Street Art Matters

By Amanda Astramowicz

After Franco’s death, a new sense of freedom was born in Barcelona, and artists, not just those living here, but from all over the world, started to paint in the city’s streets.   

By 2005, tourism was booming, bringing with it big businesses and property speculators. Under pressure, the city council started to clean up the city and make it more ‘tourist-friendly’. Graffiti laws were dramatically tightened with big fines imposed on anyone caught in the act. As a result, Barcelona’s street art scene is no longer as vibrant as it was 10 to 15 years ago but the city makes an effort to support legal street art through sponsored festivals.

In 2008, the CCCB organised a festival called ‘The Influencers’, showcasing independent projects of art, guerrilla communication, and radical entertainment. Blu, a street artist from Bologna, was invited to participate. He painted an enormous, aggressive shark, whose body is entirely covered in 100-euro notes. The work took him 12 days to complete, and is located in the city’s Carmel neighbourhood.

The Italian artist, who conceals his real identity, has been active in street art since 1999. He has gained worldwide recognition amongst street art and graffiti aficionados for his large-scale installations. His murals are painted on walls throughout Central and South America, Western and Eastern Europe, as well as the West Bank. As an urban and industrial artist, Blu’s murals are undetachable from the places in which they are conceived. Each piece communicates with the inhabitants and wider society, eliciting thoughts and reactions.

The Shark—El Tiburón—in the Carmel serves as a constant reminder of Spain’s economic doom and gloom. I spoke to people from the area and asked their opinions of the mural.

Santiago, 68, who has been living in the neighbourhood for nearly 20 years said, “This [mural] refers to all the theft done by politicians. They are like sharks, they want to eat up everything and leave us with nothing.” When I asked Santiago if the mural offended him in any way he replied, “It doesn’t bother me, no, no…  we have to bring to light all of the [political] crooks we have in Spain.”

Blu’s refined techniques have become the signature of his easily-recogniseable work. He paints with house paint, using rollers mounted on top of telescopic sticks, allowing him to cover a bigger surface area, creating stronger visual statements. His paintings re-interpret the architectural forms of public spaces, creating new and imaginative shapes and dimensions.

“When I saw it, I recognised the style, but originally I didn’t know there was one [of his works] here,” says 30-year-old Louis-Pierre Boivin, a painter and graffiti artist from Montreal, currently living in the Carmel. “To me, it’s a metaphorical image of an aggressive animal and people who have money. It’s not my favourite one by Blu, but I prefer it a lot more than an empty wall.”

But, just like any other ordinary street artist, Blu’s work can magically disappear just as it appeared. Sometimes covered over by other paintings done by the artist, and sometimes worn by weather and time, but more commonly removed by authorities in the name of tidiness.

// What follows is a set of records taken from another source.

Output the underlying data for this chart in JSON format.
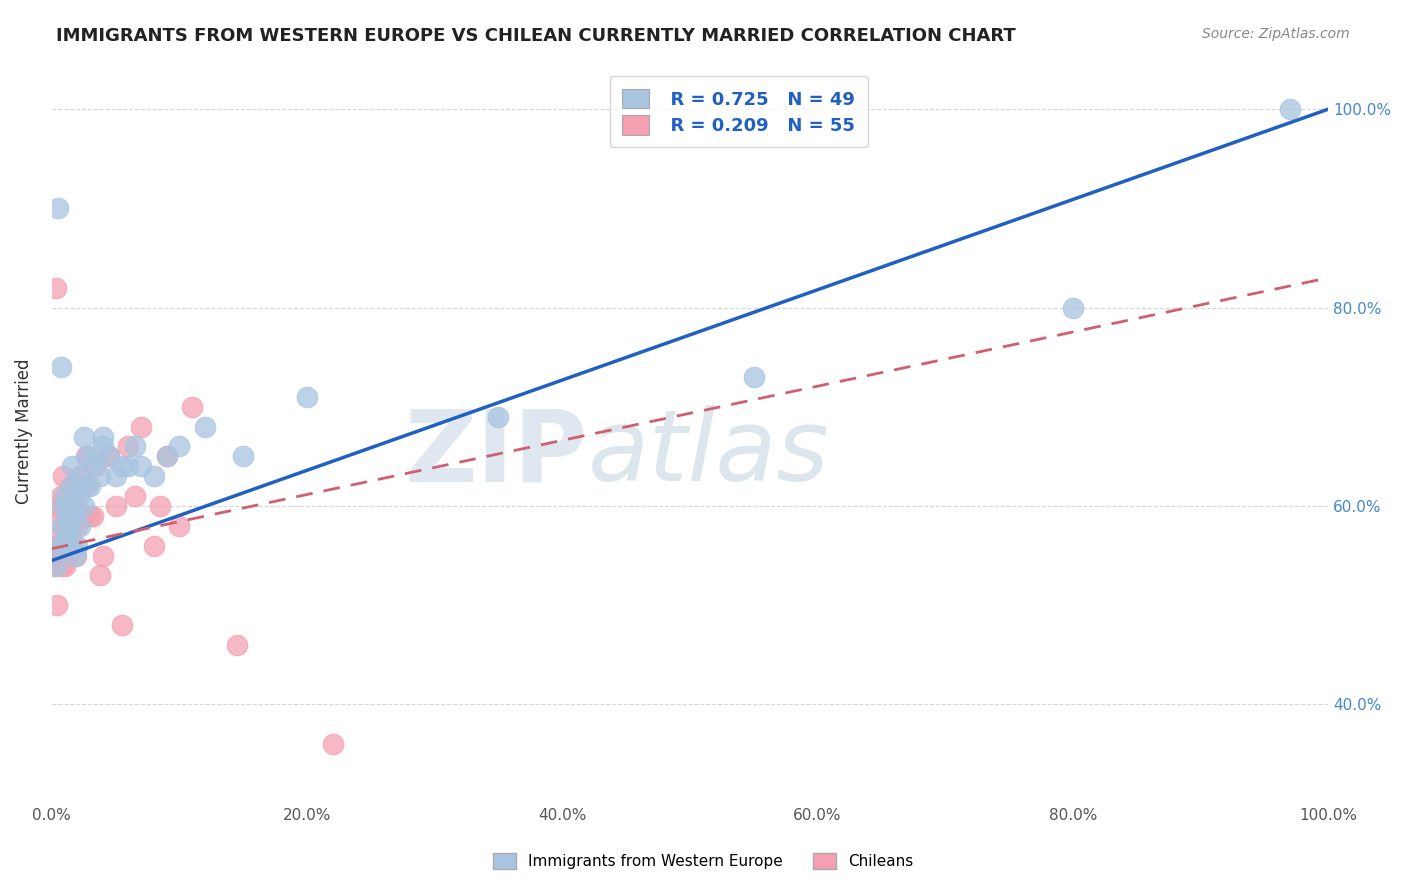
{
  "title": "IMMIGRANTS FROM WESTERN EUROPE VS CHILEAN CURRENTLY MARRIED CORRELATION CHART",
  "source": "Source: ZipAtlas.com",
  "ylabel": "Currently Married",
  "legend_blue_r": "R = 0.725",
  "legend_blue_n": "N = 49",
  "legend_pink_r": "R = 0.209",
  "legend_pink_n": "N = 55",
  "legend_label_blue": "Immigrants from Western Europe",
  "legend_label_pink": "Chileans",
  "blue_color": "#a8c4e0",
  "pink_color": "#f4a0b0",
  "blue_line_color": "#2060c0",
  "pink_line_color": "#d06070",
  "watermark_zip": "ZIP",
  "watermark_atlas": "atlas",
  "background_color": "#ffffff",
  "grid_color": "#cccccc",
  "blue_scatter_x": [
    0.003,
    0.005,
    0.006,
    0.007,
    0.008,
    0.009,
    0.01,
    0.01,
    0.011,
    0.012,
    0.013,
    0.014,
    0.015,
    0.015,
    0.016,
    0.017,
    0.018,
    0.018,
    0.019,
    0.02,
    0.021,
    0.022,
    0.023,
    0.025,
    0.025,
    0.027,
    0.028,
    0.03,
    0.032,
    0.035,
    0.038,
    0.04,
    0.04,
    0.045,
    0.05,
    0.055,
    0.06,
    0.065,
    0.07,
    0.08,
    0.09,
    0.1,
    0.12,
    0.15,
    0.2,
    0.35,
    0.55,
    0.8,
    0.97
  ],
  "blue_scatter_y": [
    0.54,
    0.9,
    0.56,
    0.74,
    0.58,
    0.6,
    0.56,
    0.61,
    0.57,
    0.59,
    0.6,
    0.58,
    0.62,
    0.56,
    0.64,
    0.59,
    0.55,
    0.62,
    0.6,
    0.56,
    0.61,
    0.58,
    0.63,
    0.6,
    0.67,
    0.62,
    0.65,
    0.62,
    0.64,
    0.65,
    0.63,
    0.66,
    0.67,
    0.65,
    0.63,
    0.64,
    0.64,
    0.66,
    0.64,
    0.63,
    0.65,
    0.66,
    0.68,
    0.65,
    0.71,
    0.69,
    0.73,
    0.8,
    1.0
  ],
  "pink_scatter_x": [
    0.002,
    0.003,
    0.003,
    0.004,
    0.005,
    0.005,
    0.006,
    0.006,
    0.007,
    0.007,
    0.008,
    0.008,
    0.009,
    0.009,
    0.009,
    0.01,
    0.01,
    0.01,
    0.011,
    0.011,
    0.012,
    0.012,
    0.013,
    0.013,
    0.014,
    0.015,
    0.015,
    0.016,
    0.017,
    0.018,
    0.019,
    0.02,
    0.021,
    0.022,
    0.025,
    0.027,
    0.028,
    0.03,
    0.032,
    0.035,
    0.038,
    0.04,
    0.045,
    0.05,
    0.055,
    0.06,
    0.065,
    0.07,
    0.08,
    0.085,
    0.09,
    0.1,
    0.11,
    0.145,
    0.22
  ],
  "pink_scatter_y": [
    0.54,
    0.56,
    0.82,
    0.5,
    0.56,
    0.6,
    0.57,
    0.59,
    0.55,
    0.61,
    0.54,
    0.56,
    0.58,
    0.6,
    0.63,
    0.54,
    0.57,
    0.61,
    0.55,
    0.58,
    0.56,
    0.6,
    0.58,
    0.55,
    0.59,
    0.57,
    0.62,
    0.56,
    0.58,
    0.6,
    0.55,
    0.58,
    0.62,
    0.63,
    0.59,
    0.65,
    0.62,
    0.59,
    0.59,
    0.64,
    0.53,
    0.55,
    0.65,
    0.6,
    0.48,
    0.66,
    0.61,
    0.68,
    0.56,
    0.6,
    0.65,
    0.58,
    0.7,
    0.46,
    0.36
  ],
  "xmin": 0.0,
  "xmax": 1.0,
  "ymin": 0.3,
  "ymax": 1.05,
  "xticks": [
    0.0,
    0.2,
    0.4,
    0.6,
    0.8,
    1.0
  ],
  "xticklabels": [
    "0.0%",
    "20.0%",
    "40.0%",
    "60.0%",
    "80.0%",
    "100.0%"
  ],
  "yticks": [
    0.4,
    0.6,
    0.8,
    1.0
  ],
  "yticklabels_right": [
    "40.0%",
    "60.0%",
    "80.0%",
    "100.0%"
  ]
}
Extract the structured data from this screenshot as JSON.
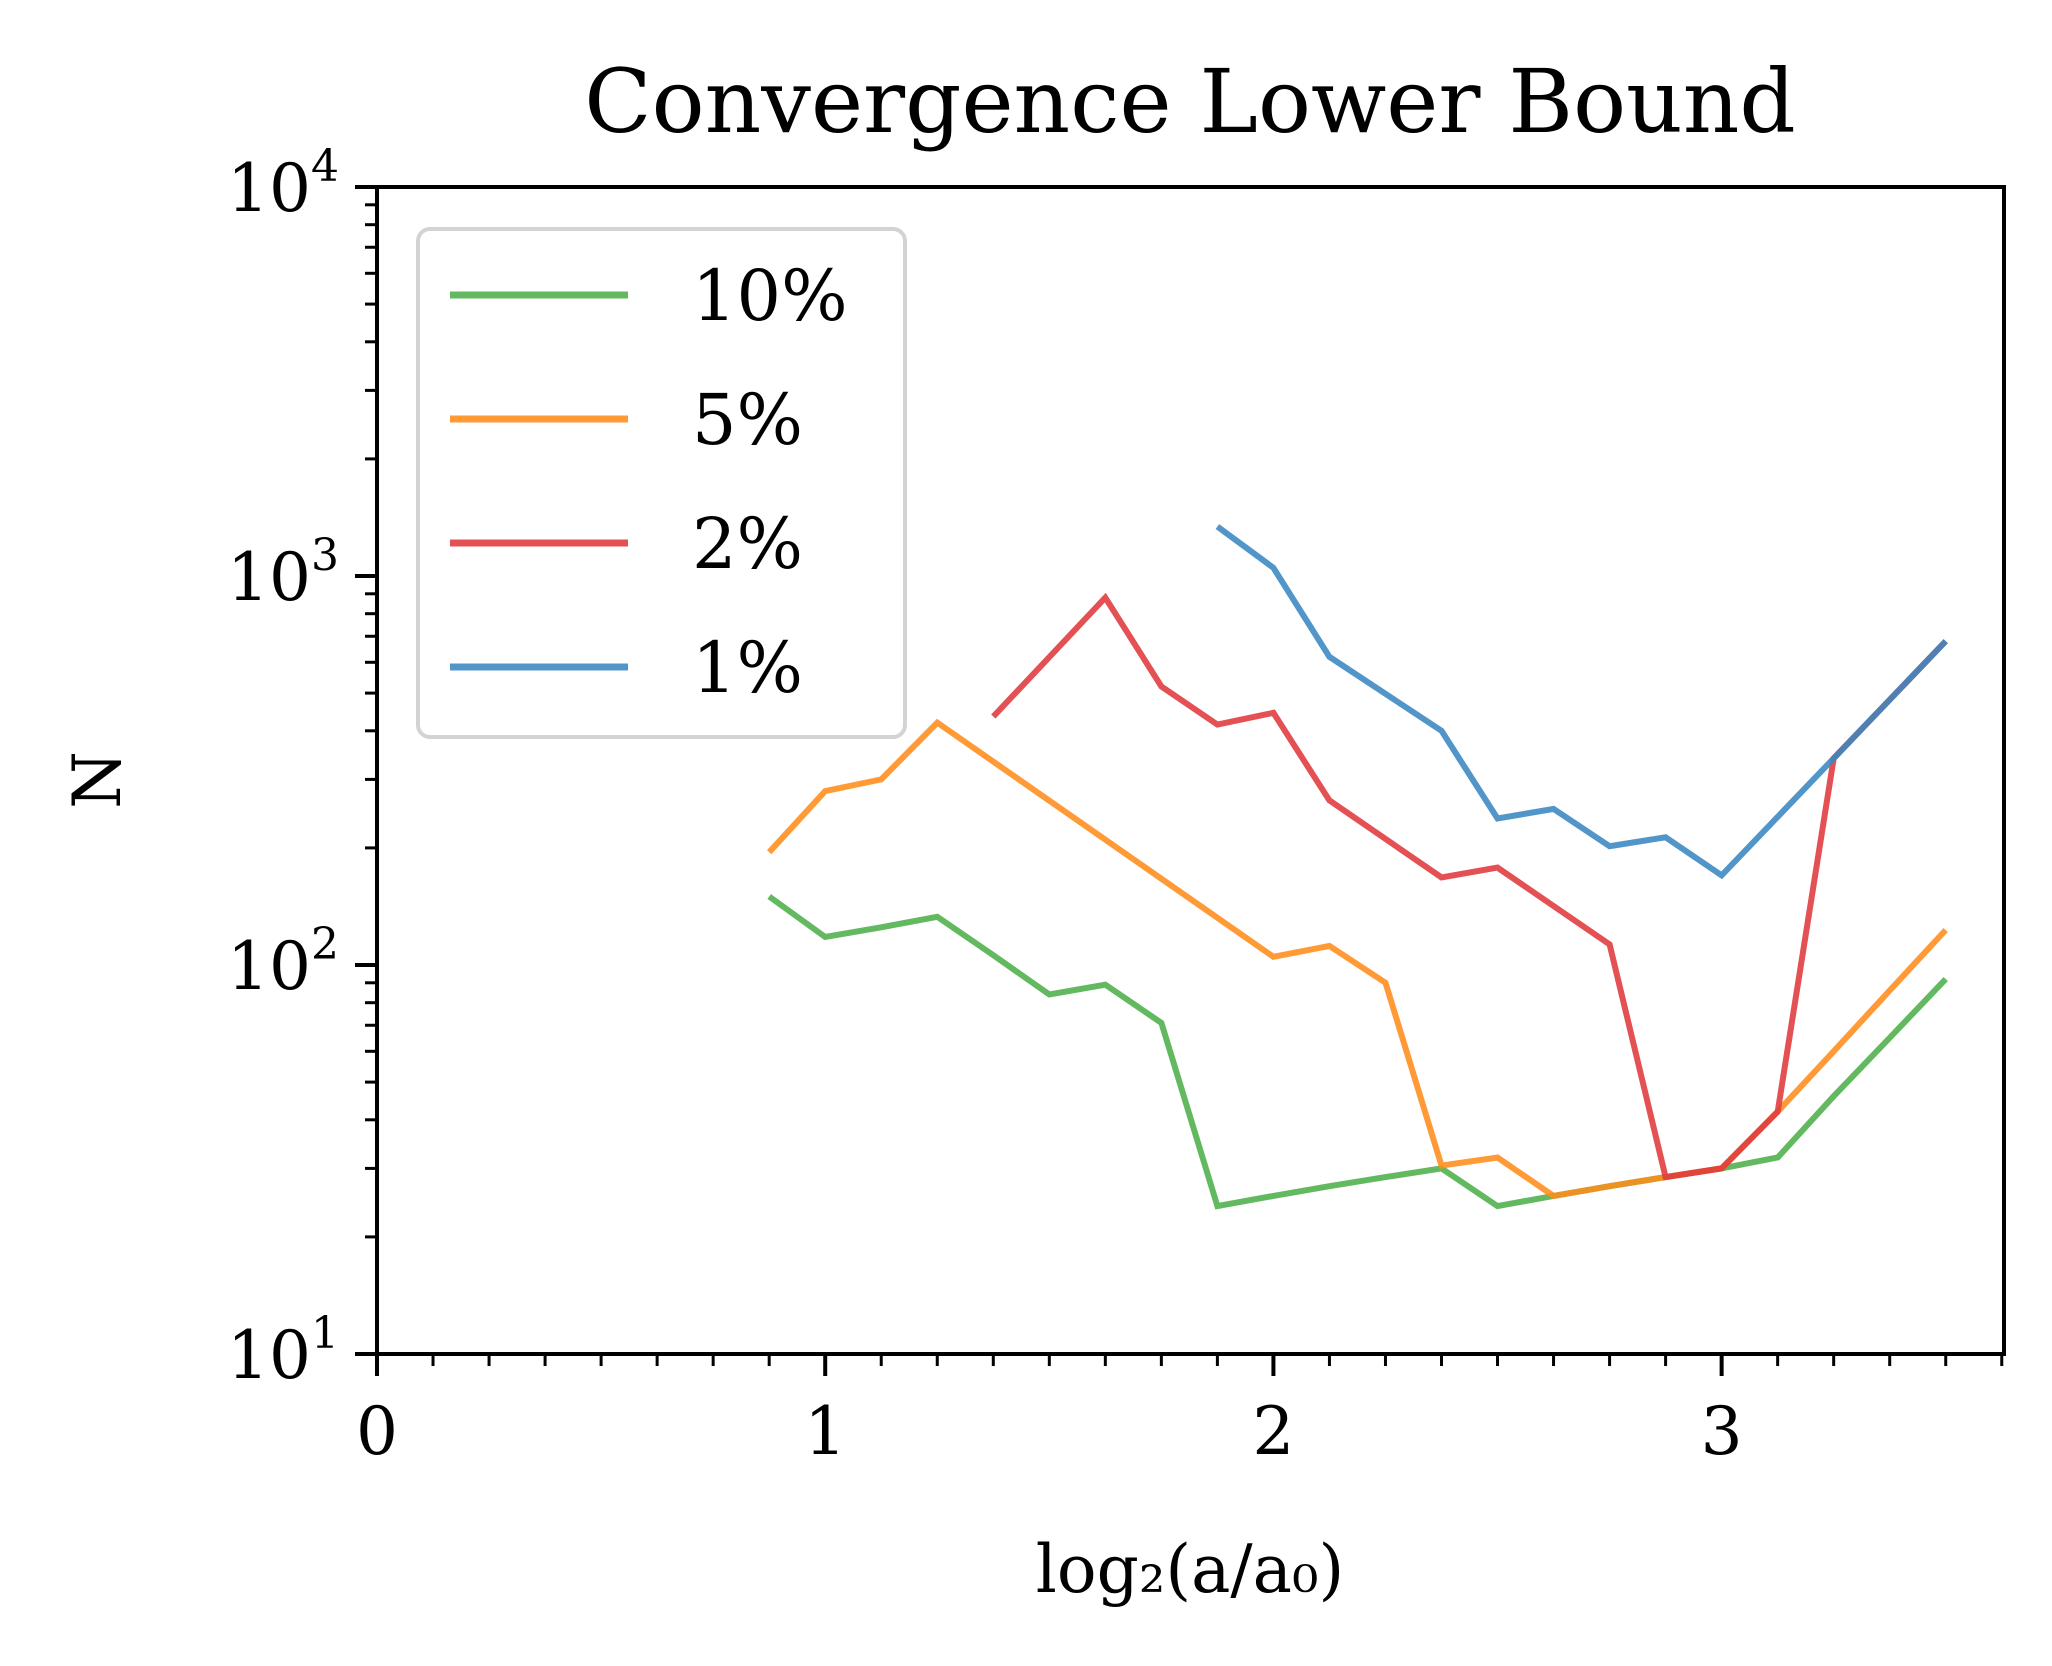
{
  "chart_data": {
    "type": "line",
    "title": "Convergence Lower Bound",
    "xlabel": "log₂(a/a₀)",
    "ylabel": "N",
    "xlim": [
      0,
      3.63
    ],
    "ylim": [
      10,
      10000
    ],
    "yscale": "log",
    "x_ticks": [
      "0",
      "1",
      "2",
      "3"
    ],
    "y_ticks": [
      {
        "base": "10",
        "exp": "1"
      },
      {
        "base": "10",
        "exp": "2"
      },
      {
        "base": "10",
        "exp": "3"
      },
      {
        "base": "10",
        "exp": "4"
      }
    ],
    "grid": false,
    "legend_position": "upper-left",
    "series": [
      {
        "name": "10%",
        "color": "#4daf4a",
        "x": [
          0.875,
          1.0,
          1.125,
          1.25,
          1.375,
          1.5,
          1.625,
          1.75,
          1.875,
          2.0,
          2.125,
          2.25,
          2.375,
          2.5,
          2.625,
          2.75,
          2.875,
          3.0,
          3.125,
          3.25,
          3.375,
          3.5
        ],
        "y": [
          150,
          118,
          125,
          133,
          106,
          84,
          89,
          71,
          24,
          25.5,
          27,
          28.5,
          30,
          24,
          25.5,
          27,
          28.5,
          30,
          32,
          46,
          65,
          92
        ]
      },
      {
        "name": "5%",
        "color": "#ff8c1a",
        "x": [
          0.875,
          1.0,
          1.125,
          1.25,
          2.0,
          2.125,
          2.25,
          2.375,
          2.5,
          2.625,
          2.75,
          2.875,
          3.0,
          3.125,
          3.25,
          3.375,
          3.5
        ],
        "y": [
          195,
          280,
          300,
          420,
          105,
          112,
          90,
          30.5,
          32,
          25.5,
          27,
          28.5,
          30,
          42,
          60,
          86,
          123
        ]
      },
      {
        "name": "2%",
        "color": "#e0393e",
        "x": [
          1.375,
          1.625,
          1.75,
          1.875,
          2.0,
          2.125,
          2.375,
          2.5,
          2.75,
          2.875,
          3.0,
          3.125,
          3.25,
          3.5
        ],
        "y": [
          435,
          880,
          520,
          415,
          445,
          265,
          168,
          178,
          113,
          28.5,
          30,
          42,
          340,
          680
        ]
      },
      {
        "name": "1%",
        "color": "#3a86c2",
        "x": [
          1.875,
          2.0,
          2.125,
          2.375,
          2.5,
          2.625,
          2.75,
          2.875,
          3.0,
          3.25,
          3.5
        ],
        "y": [
          1340,
          1050,
          620,
          400,
          238,
          252,
          202,
          213,
          170,
          340,
          680
        ]
      }
    ]
  }
}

Born in Brazil and based in Barcelona, street artist Tom14 has a similar philosophy and is persistent in his anarchical rejection of contemporary art, politics, and capitalism. For Tom14, who grew up in Poblenou, it’s all about creating a voice for the inhabitants of the neighbourhood. He began to paint with the aim of reclaiming the streets from real estate investors and urban planning projects that make large profits, yet do nothing to improve the situation for the locals.

Written in the top right corner of his several-year-old mural in Poblenou is ’Fora 22@’. Fora means ‘out’ in Catalan, and 22@ is the name of the government-sponsored project that aims to re-invent the barri. “People who grew up in this neighbourhood feel a strong attachment to it and they don’t like seeing it change,” said Michael, a guide from Barcelona Street Style Tour, a company that offers a three-hour bicycle tour of the city’s main pockets of street art. “I think the two-headed monster is almost supposed to be like a gargoyle. One of their purposes was to ward off evil spirits, and that’s how I see this piece here, as trying to ward off the 22@ project”.

22@ was conceived in 2000, long before Spain’s financial crisis. According to Michael, local critics of the project joke that the crisis was the best thing that happened to the neighbourhood of Poblenou: they lost all the money needed to tear down the old buildings to build the new ones.